Tanto più – aggiunge - “che gli Ucraini vedono i programmi russi nei quali ogni sera si sottolinea che l’Ucraina sarebbe proprietà della Russia, e giustificano la situazione corrente. Da questo, le persone non possono che dedurre che la fine della guerra può andare bene per loro solo con una difesa, ossia ‘vittoria’ militare”.
Il nunzio accoglie la piccola delegazione nella nunziaura, in una Kyiv completamente innevata. Ci sono ancora blackout, ma sono controllati, mentre la capitale ha ripreso a vivere dopo l’assedio russo. Ormai, si è abituati anche a sentire gli attacchi missilistici in lontananza. Il traffico è intenso, le persone escono, c’è una atmosfera più rilassata.
Il nunzio è l’unico diplomatico rimasto a Kyiv, oltre all’ambasciatore di Polonia, durante l’assedio. Al tempo, il personale della nunziatura si era spostato a dormire al piano terra, mentre dei tavoli bloccavano gli ingressi. Ma di quel tempo restano solo alcuni “cavalli di frisa” vicino gli edifici governativi.
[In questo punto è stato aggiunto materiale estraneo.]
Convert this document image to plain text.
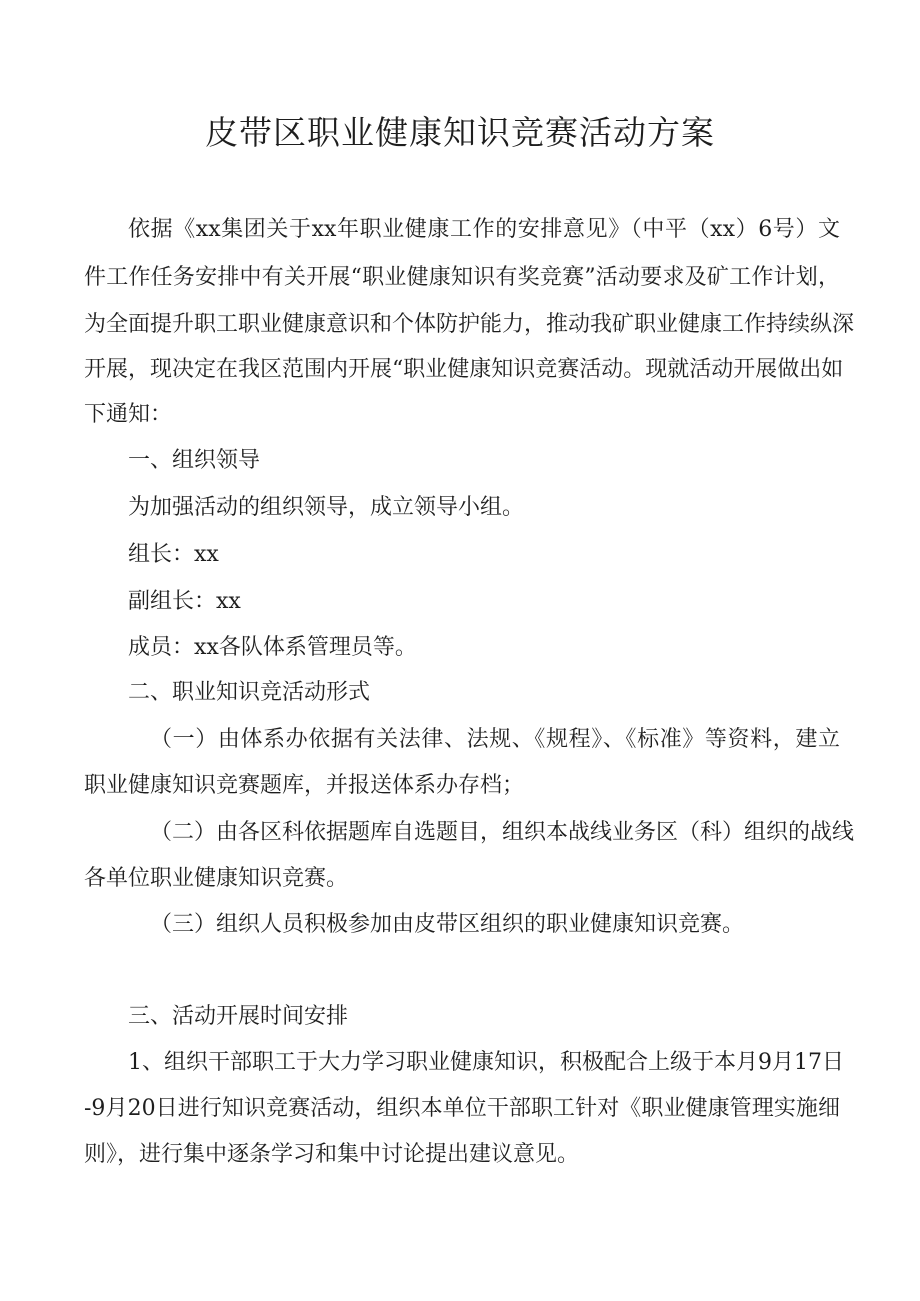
皮带区职业健康知识竞赛活动方案
依据《xx集团关于xx年职业健康工作的安排意见》（中平（xx）6号）文
件工作任务安排中有关开展“职业健康知识有奖竞赛”活动要求及矿工作计划，
为全面提升职工职业健康意识和个体防护能力，推动我矿职业健康工作持续纵深
开展，现决定在我区范围内开展“职业健康知识竞赛活动。现就活动开展做出如
下通知：
一、组织领导
为加强活动的组织领导，成立领导小组。
组长：xx
副组长：xx
成员：xx各队体系管理员等。
二、职业知识竞活动形式
（一）由体系办依据有关法律、法规、《规程》、《标准》等资料，建立
职业健康知识竞赛题库，并报送体系办存档；
（二）由各区科依据题库自选题目，组织本战线业务区（科）组织的战线
各单位职业健康知识竞赛。
（三）组织人员积极参加由皮带区组织的职业健康知识竞赛。
三、活动开展时间安排
1、组织干部职工于大力学习职业健康知识，积极配合上级于本月9月17日
-9月20日进行知识竞赛活动，组织本单位干部职工针对《职业健康管理实施细
则》，进行集中逐条学习和集中讨论提出建议意见。
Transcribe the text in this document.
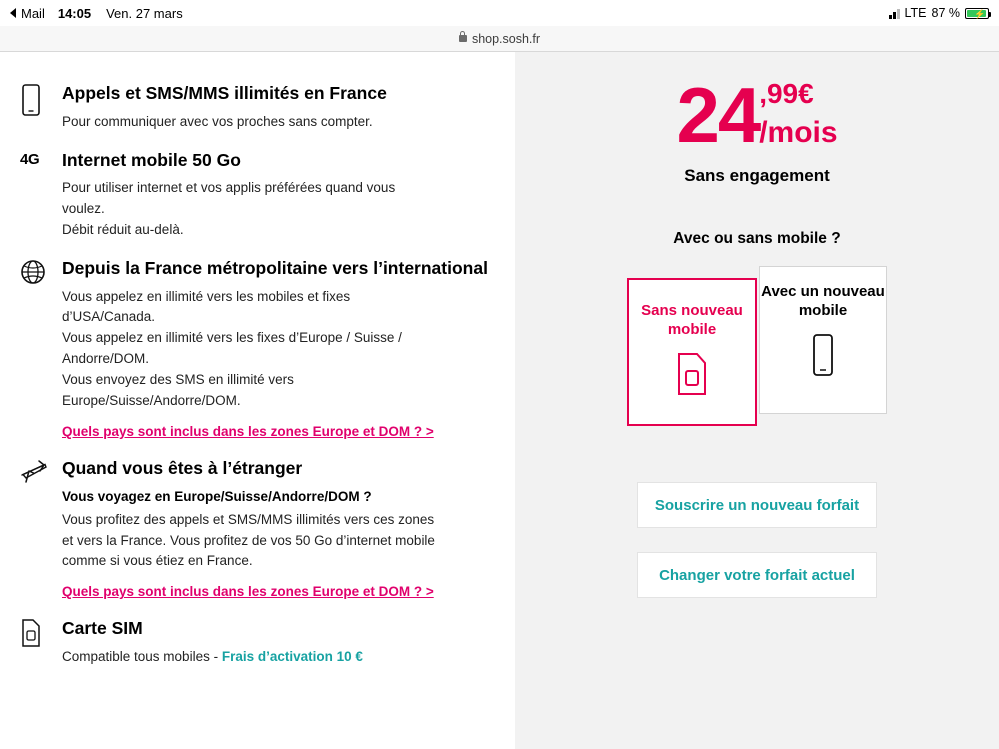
Mail 14:05 Ven. 27 mars	LTE 87 % ⚡
shop.sosh.fr

Appels et SMS/MMS illimités en France

Pour communiquer avec vos proches sans compter.

4G Internet mobile 50 Go

Pour utiliser internet et vos applis préférées quand vous

voulez.

Débit réduit au-delà.

Depuis la France métropolitaine vers l’international

Vous appelez en illimité vers les mobiles et fixes

d’USA/Canada.

Vous appelez en illimité vers les fixes d’Europe / Suisse /

Andorre/DOM.

Vous envoyez des SMS en illimité vers

Europe/Suisse/Andorre/DOM.

Quels pays sont inclus dans les zones Europe et DOM ? >

Quand vous êtes à l’étranger

Vous voyagez en Europe/Suisse/Andorre/DOM ?

Vous profitez des appels et SMS/MMS illimités vers ces zones

et vers la France. Vous profitez de vos 50 Go d’internet mobile

comme si vous étiez en France.

Quels pays sont inclus dans les zones Europe et DOM ? >

Carte SIM

Compatible tous mobiles - Frais d’activation 10 €

24 ,99€
/mois
Sans engagement
Avec ou sans mobile ?
Sans nouveau mobile
Avec un nouveau mobile
Souscrire un nouveau forfait
Changer votre forfait actuel
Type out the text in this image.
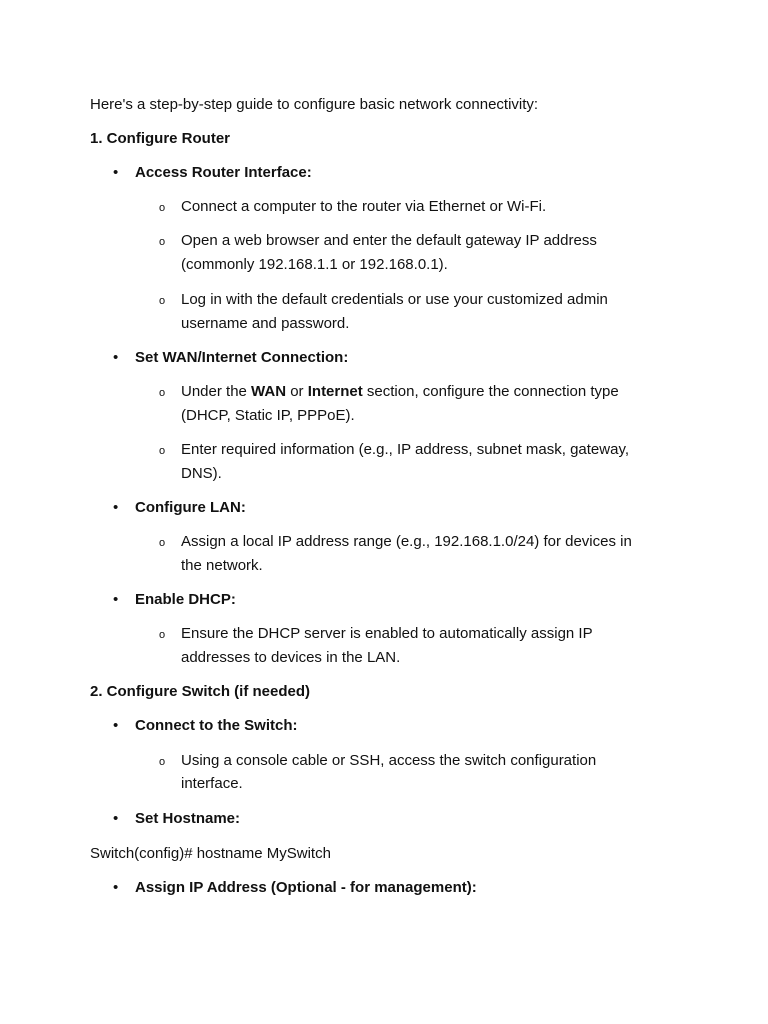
Here's a step-by-step guide to configure basic network connectivity:
1. Configure Router
• Access Router Interface:
o Connect a computer to the router via Ethernet or Wi-Fi.
o Open a web browser and enter the default gateway IP address
(commonly 192.168.1.1 or 192.168.0.1).
o Log in with the default credentials or use your customized admin
username and password.
• Set WAN/Internet Connection:
o Under the WAN or Internet section, configure the connection type
(DHCP, Static IP, PPPoE).
o Enter required information (e.g., IP address, subnet mask, gateway,
DNS).
• Configure LAN:
o Assign a local IP address range (e.g., 192.168.1.0/24) for devices in
the network.
• Enable DHCP:
o Ensure the DHCP server is enabled to automatically assign IP
addresses to devices in the LAN.
2. Configure Switch (if needed)
• Connect to the Switch:
o Using a console cable or SSH, access the switch configuration
interface.
• Set Hostname:
Switch(config)# hostname MySwitch
• Assign IP Address (Optional - for management):
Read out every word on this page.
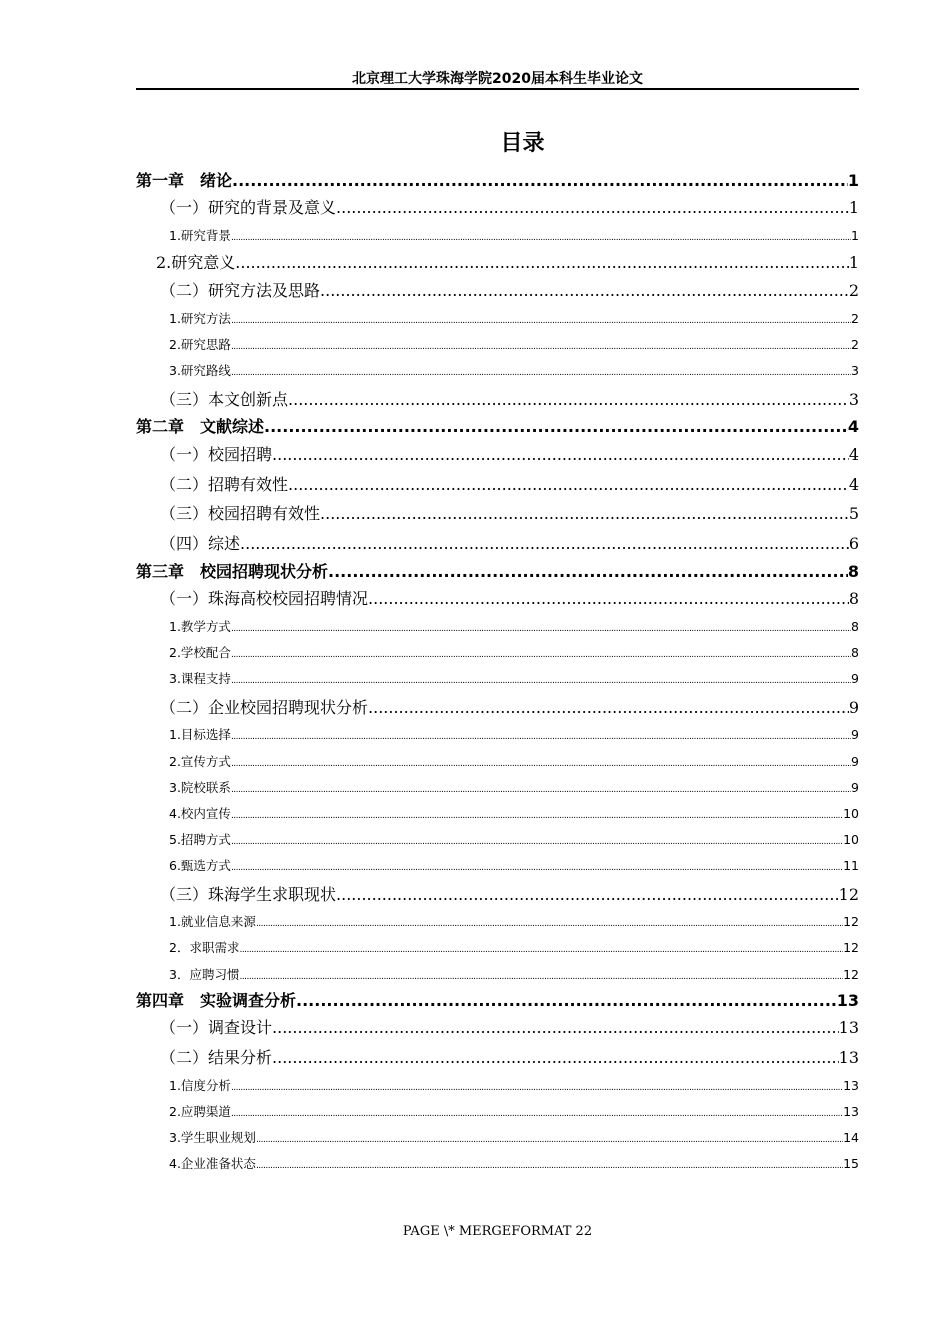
北京理工大学珠海学院2020届本科生毕业论文
目录
第一章　绪论 .....	1
（一）研究的背景及意义 .....	1
1.研究背景 .....	1
2.研究意义 .....	1
（二）研究方法及思路 .....	2
1.研究方法 .....	2
2.研究思路 .....	2
3.研究路线 .....	3
（三）本文创新点 .....	3
第二章　文献综述 .....	4
（一）校园招聘 .....	4
（二）招聘有效性 .....	4
（三）校园招聘有效性 .....	5
（四）综述 .....	6
第三章　校园招聘现状分析 .....	8
（一）珠海高校校园招聘情况 .....	8
1.教学方式 .....	8
2.学校配合 .....	8
3.课程支持 .....	9
（二）企业校园招聘现状分析 .....	9
1.目标选择 .....	9
2.宣传方式 .....	9
3.院校联系 .....	9
4.校内宣传 .....	10
5.招聘方式 .....	10
6.甄选方式 .....	11
（三）珠海学生求职现状 .....	12
1.就业信息来源 .....	12
2．求职需求 .....	12
3．应聘习惯 .....	12
第四章　实验调查分析 .....	13
（一）调查设计 .....	13
（二）结果分析 .....	13
1.信度分析 .....	13
2.应聘渠道 .....	13
3.学生职业规划 .....	14
4.企业准备状态 .....	15
PAGE \* MERGEFORMAT 22
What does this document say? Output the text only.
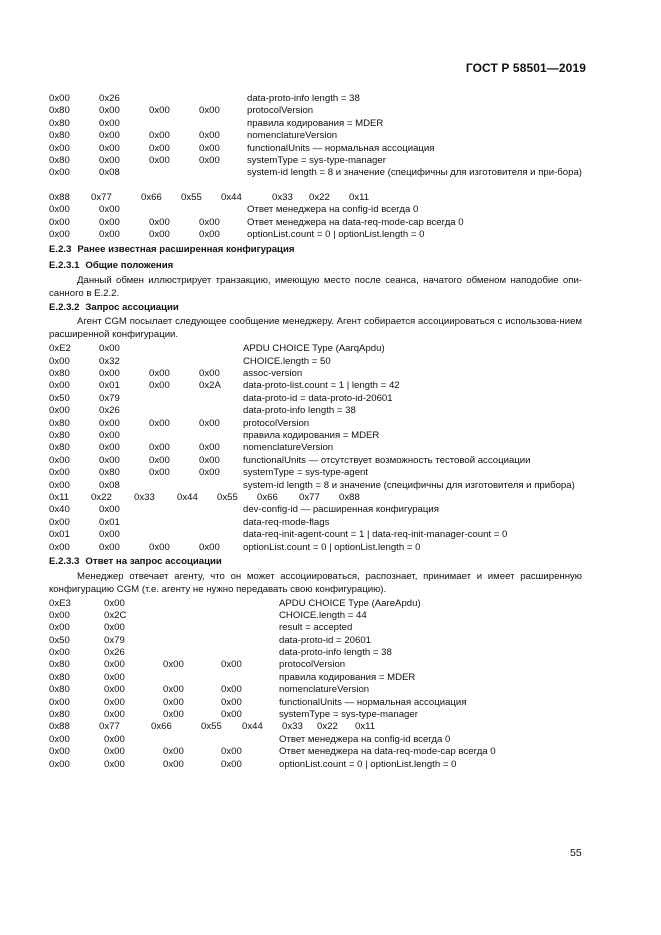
ГОСТ Р 58501—2019
0x00	0x26	data-proto-info length = 38
0x80	0x00	0x00	0x00	protocolVersion
0x80	0x00	правила кодирования = MDER
0x80	0x00	0x00	0x00	nomenclatureVersion
0x00	0x00	0x00	0x00	functionalUnits — нормальная ассоциация
0x80	0x00	0x00	0x00	systemType = sys-type-manager
0x00	0x08	system-id length = 8 и значение (специфичны для изготовителя и при-бора)
0x88 0x77	0x66 0x55 0x44	0x33 0x22 0x11
0x00	0x00	Ответ менеджера на config-id всегда 0
0x00	0x00	0x00	0x00	Ответ менеджера на data-req-mode-cap всегда 0
0x00	0x00	0x00	0x00	optionList.count = 0 | optionList.length = 0
E.2.3 Ранее известная расширенная конфигурация
E.2.3.1 Общие положения
Данный обмен иллюстрирует транзакцию, имеющую место после сеанса, начатого обменом наподобие опи-санного в E.2.2.
E.2.3.2 Запрос ассоциации
Агент CGM посылает следующее сообщение менеджеру. Агент собирается ассоциироваться с использова-нием расширенной конфигурации.
0xE2	0x00	APDU CHOICE Type (AarqApdu)
0x00	0x32	CHOICE.length = 50
0x80	0x00	0x00	0x00 assoc-version
0x00	0x01	0x00	0x2A data-proto-list.count = 1 | length = 42
0x50	0x79	data-proto-id = data-proto-id-20601
0x00	0x26	data-proto-info length = 38
0x80	0x00	0x00	0x00 protocolVersion
0x80	0x00	правила кодирования = MDER
0x80	0x00	0x00	0x00 nomenclatureVersion
0x00	0x00	0x00	0x00 functionalUnits — отсутствует возможность тестовой ассоциации
0x00	0x80	0x00	0x00 systemType = sys-type-agent
0x00	0x08	system-id length = 8 и значение (специфичны для изготовителя и прибора)
0x11 0x22 0x33 0x44 0x55 0x66 0x77 0x88
0x40	0x00	dev-config-id — расширенная конфигурация
0x00	0x01	data-req-mode-flags
0x01	0x00	data-req-init-agent-count = 1 | data-req-init-manager-count = 0
0x00	0x00	0x00	0x00 optionList.count = 0 | optionList.length = 0
E.2.3.3 Ответ на запрос ассоциации
Менеджер отвечает агенту, что он может ассоциироваться, распознает, принимает и имеет расширенную конфигурацию CGM (т.е. агенту не нужно передавать свою конфигурацию).
0xE3	0x00	APDU CHOICE Type (AareApdu)
0x00	0x2C	CHOICE.length = 44
0x00	0x00	result = accepted
0x50	0x79	data-proto-id = 20601
0x00	0x26	data-proto-info length = 38
0x80	0x00	0x00	0x00	protocolVersion
0x80	0x00	правила кодирования = MDER
0x80	0x00	0x00	0x00	nomenclatureVersion
0x00	0x00	0x00	0x00	functionalUnits — нормальная ассоциация
0x80	0x00	0x00	0x00	systemType = sys-type-manager
0x88	0x77	0x66	0x55 0x44 0x33 0x22 0x11
0x00	0x00	Ответ менеджера на config-id всегда 0
0x00	0x00	0x00	0x00	Ответ менеджера на data-req-mode-cap всегда 0
0x00	0x00	0x00	0x00	optionList.count = 0 | optionList.length = 0
55
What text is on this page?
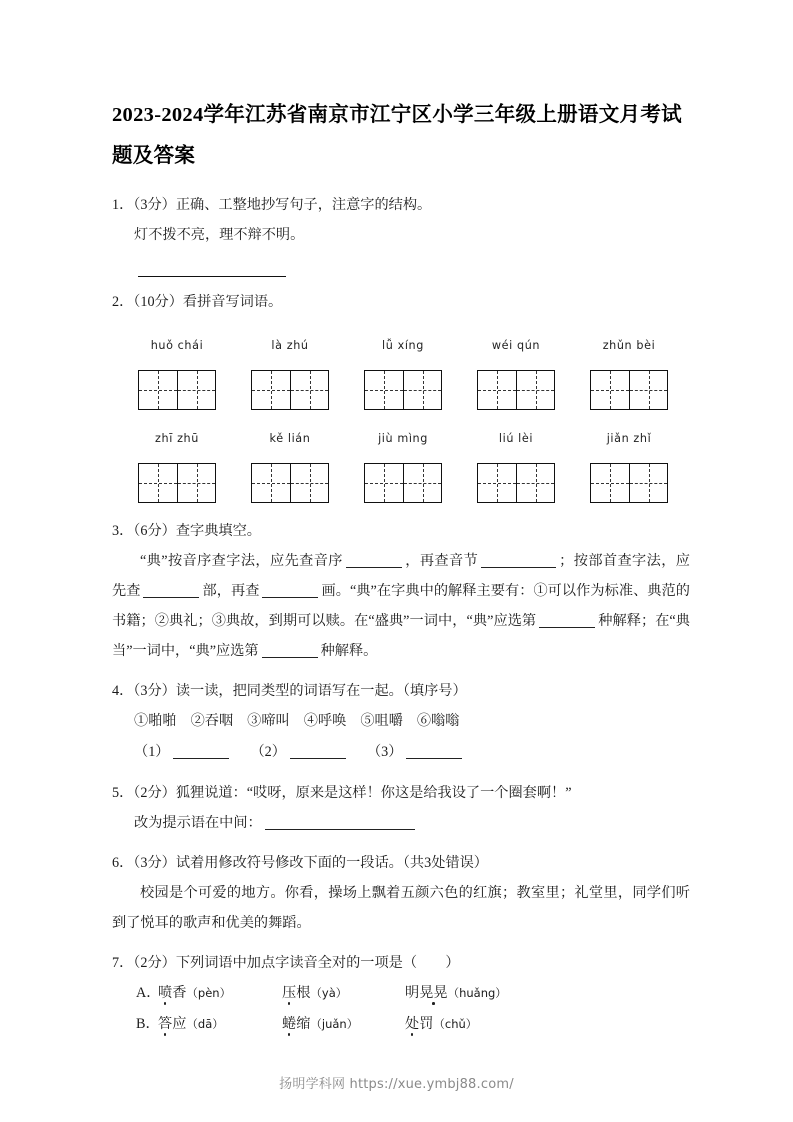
2023-2024学年江苏省南京市江宁区小学三年级上册语文月考试题及答案
1．（3分）正确、工整地抄写句子，注意字的结构。
灯不拨不亮，理不辩不明。
2．（10分）看拼音写词语。
huǒ chái	là zhú	lǚ xíng	wéi qún	zhǔn bèi
zhī zhū	kě lián	jiù mìng	liú lèi	jiǎn zhǐ
3．（6分）查字典填空。
“典”按音序查字法，应先查音序	，再查音节	；按部首查字法，应先查	部，再查	画。“典”在字典中的解释主要有：①可以作为标准、典范的书籍；②典礼；③典故，到期可以赎。在“盛典”一词中，“典”应选第	种解释；在“典当”一词中，“典”应选第	种解释。
4．（3分）读一读，把同类型的词语写在一起。（填序号）
①啪啪 ②吞咽 ③啼叫 ④呼唤 ⑤咀嚼 ⑥嗡嗡
（1）	（2）	（3）
5．（2分）狐狸说道：“哎呀，原来是这样！你这是给我设了一个圈套啊！”
改为提示语在中间：
6．（3分）试着用修改符号修改下面的一段话。（共3处错误）
校园是个可爱的地方。你看，操场上飘着五颜六色的红旗；教室里；礼堂里，同学们听到了悦耳的歌声和优美的舞蹈。
7．（2分）下列词语中加点字读音全对的一项是（　　）
A．
喷香（pèn）	压根（yà）	明晃晃（huǎng）
B．
答应（dā）	蜷缩（juǎn）	处罚（chǔ）
扬明学科网 https://xue.ymbj88.com/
Per il resto, Kyiv ha ripreso a vivere.
“Prima della pandemia – racconta il vescovo latino di Kyiv Žytomyr Vitalij Kryvyt'kyj – celebravamo in cattedrale 8 mese ogni domenica, cui partecipavano 1500 persone. Dopo la pandemia, abbiamo avuto tre messe domenicali per un periodo, e ora ne abbiamo sette: abbiamo soppresso la messa in lingua inglese, perché sono andati via gli studenti e non è più partecipata, e allo stesso modo abbiamo sostituito la Messa in lingua russa con quella in lingua ucraina”.
La cattedrale era stata confiscata dai sovietici, che ne avevano fatto un planetario. “I comunisti volevano che la gente vedesse il cielo, ma non quello che c’era al di là del cielo”, commenta il vescovo.
Ora, ci si prepara al Natale, e sarà un Natale ancora in guerra. Difficile, quindi, parlare di perdono. “Non possiamo dare il perdono a chi non ce lo chiede”, spiega. E sottolinea che il lavoro più grande, oggi, è quello di superare i traumi, perché “sappiamo che in alcuni casi basta una pacca sulla spalla. Ma una donna che è stata stuprata non può essere nemmeno toccata”.
Kyiv ha un passato sovietico ingombrante, ed è evidente che se ne voglia liberare. Lo fa coltivando la memoria e la storia. C’è un Museo, tra l’altro proprio di fronte il centro del Chiesa Ortodossa legata al Patriarcato di Mosca, che raccoglie tutte le armi dei sovietici: elicotteri persi nella guerra in Afghanistan, carri armati, resti di aerei.
In questo museo, si è creata una esibizione, “Ucraina Crocifissa”, che fa memoria dei giorni dell’assedio di Kyiv da parte dei sovietici. Addirittura, viene riprodotto uno dei rifugi sotterranei, in maniera certosina e precisa, con le iscrizioni sulle pareti e il cibo.
“Questo veniva portato dai russi – racconta il curatore della mostra – che solo raramente concedevano alle persone di uscire e andare nei supermercati a prendere cibo, o di cuocere all’aperto. E in quel caso al checkpoint le persone venivano costrette a filmare video in cui ringraziavano i militari russi per l’aiuto”.
Incredibile, tuttavia, la volontà di creare memoria della guerra quando ancora una memoria storica non si è costruita. L’Ucraina vuole imparare dagli errori del passato, e non vuole che il passato torni. È significativo, in questo senso, che centro della mostra sia un quadro della Vergine colpito da una scheggia, proveniente da una chiesa che è finita completamente distrutta dalle bombe. È il segno di una identità, che gli ucraini sentono cristiana. Ed è il simbolo dell’idea che venga negato al loro popolo di esistere.